Why We Practice Church Membership

We believe church membership is the normal pattern established by the apostles and presented in the New Testament.  The term church in the New Testament usually refers to a specific local church like that at Corinth, Jerusalem, or Rome.

Four indications that Christians identified themselves with a local church:
  1. The biblical metaphors used to describe local churches: flock, temple, body, and household are used specifically of local churches (Acts 20; Eph. 2; 1 Cor. 12; 1 Tim. 3). Each metaphor draws a distinction of who is part of the church, and who isn’t.
  2. The meaning of “the whole church.” In 1 Corinthians 14:23, Paul says, “if the whole church comes together in one place…” How would the leaders know if the whole church was present if no identifiable relationship was established?
  3. The instructions for pastoral oversight and spiritual leadership. Pastors/overseers/shepherds/elders were to care “for all the flock” (Acts 20:28; 1 Tim. 3; Acts 20; Phil. 1:1, Titus 1). Leaders of the churches must have had some listing of believers. Since leaders were accountable for the souls of the flock under their care (Heb. 13:17), they must have had some commitment for their care.
  4. The meaning of the word join. After the end of Ananias and Sapphire in Acts 5:13, no non-Christians “dared join them (the church), but the people esteemed them high.” The Greek word for join has strong connotations of commitment.

  • Church membership recognizes that eternal life is a shared life and that Jesus Christ is a shared savior; He died not just to redeem a person but a people.
  • Church membership is not a loose affiliation with a group of Christians; rather, it involves entering into a community of other believers in which you can know others and be known by others.
  • Church membership emphasizes the truth that community is the context for change.

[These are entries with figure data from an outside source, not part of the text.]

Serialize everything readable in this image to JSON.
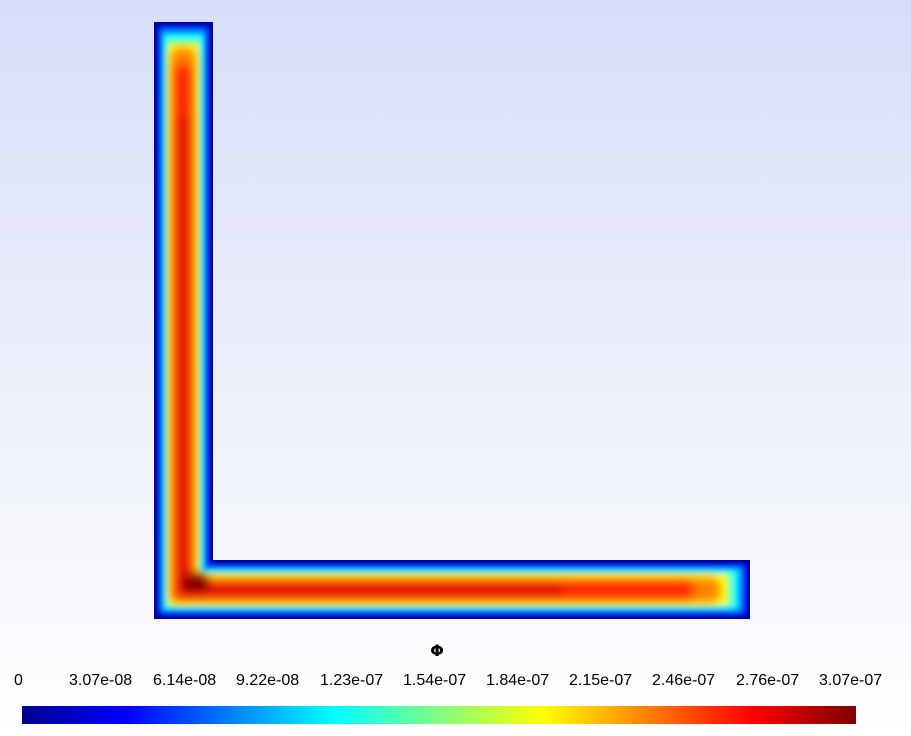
{
  "colorbar": {
    "title": "Φ",
    "ticks": [
      "0",
      "3.07e-08",
      "6.14e-08",
      "9.22e-08",
      "1.23e-07",
      "1.54e-07",
      "1.84e-07",
      "2.15e-07",
      "2.46e-07",
      "2.76e-07",
      "3.07e-07"
    ],
    "colormap": "jet",
    "range": [
      0,
      3.07e-07
    ]
  },
  "field": {
    "shape": "L-shaped domain",
    "boundary_color": "#00008f",
    "peak_value": 3.07e-07
  }
}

It provides a tangible context for spiritual growth and accountability.  
  • Church membership protects against individualistic and consumeristic approaches to the Christian life.
  • Church membership values unity and perseverance in working through interpersonal conflicts and struggles.
  • Church membership shows the power of the gospel that enables us to get over ourselves so that we can give of ourselves in love to one another.
  • Church membership unifies our time, talents, money, gifts, and abilities towards the goal of proclaiming the gospel, making disciples, and planting churches.
  • Church membership shows the agreement of belief and ownership to the other members of the church and leaders.

A Covenant Commitment  
The term covenant refers to a bond voluntarily entered into by two parties. Throughout Scripture and the history of redemption, the covenant serves a theological model for the relationship shared between God and His people. Covenantal language was used to describe the relationships shared by those who comprised the first church in Jerusalem. “And they devoted themselves to the apostles; teaching and the fellowship, to the breading of bread and prayer.” The Greek term for “fellowship” is koinania. The term speaks to the life shared together by members of the church. A covenant is more personal than a contract and more accountable than a friendship.

A covenant commitment is our way of saying, “In Christ, we stand with one another and we are for one another.”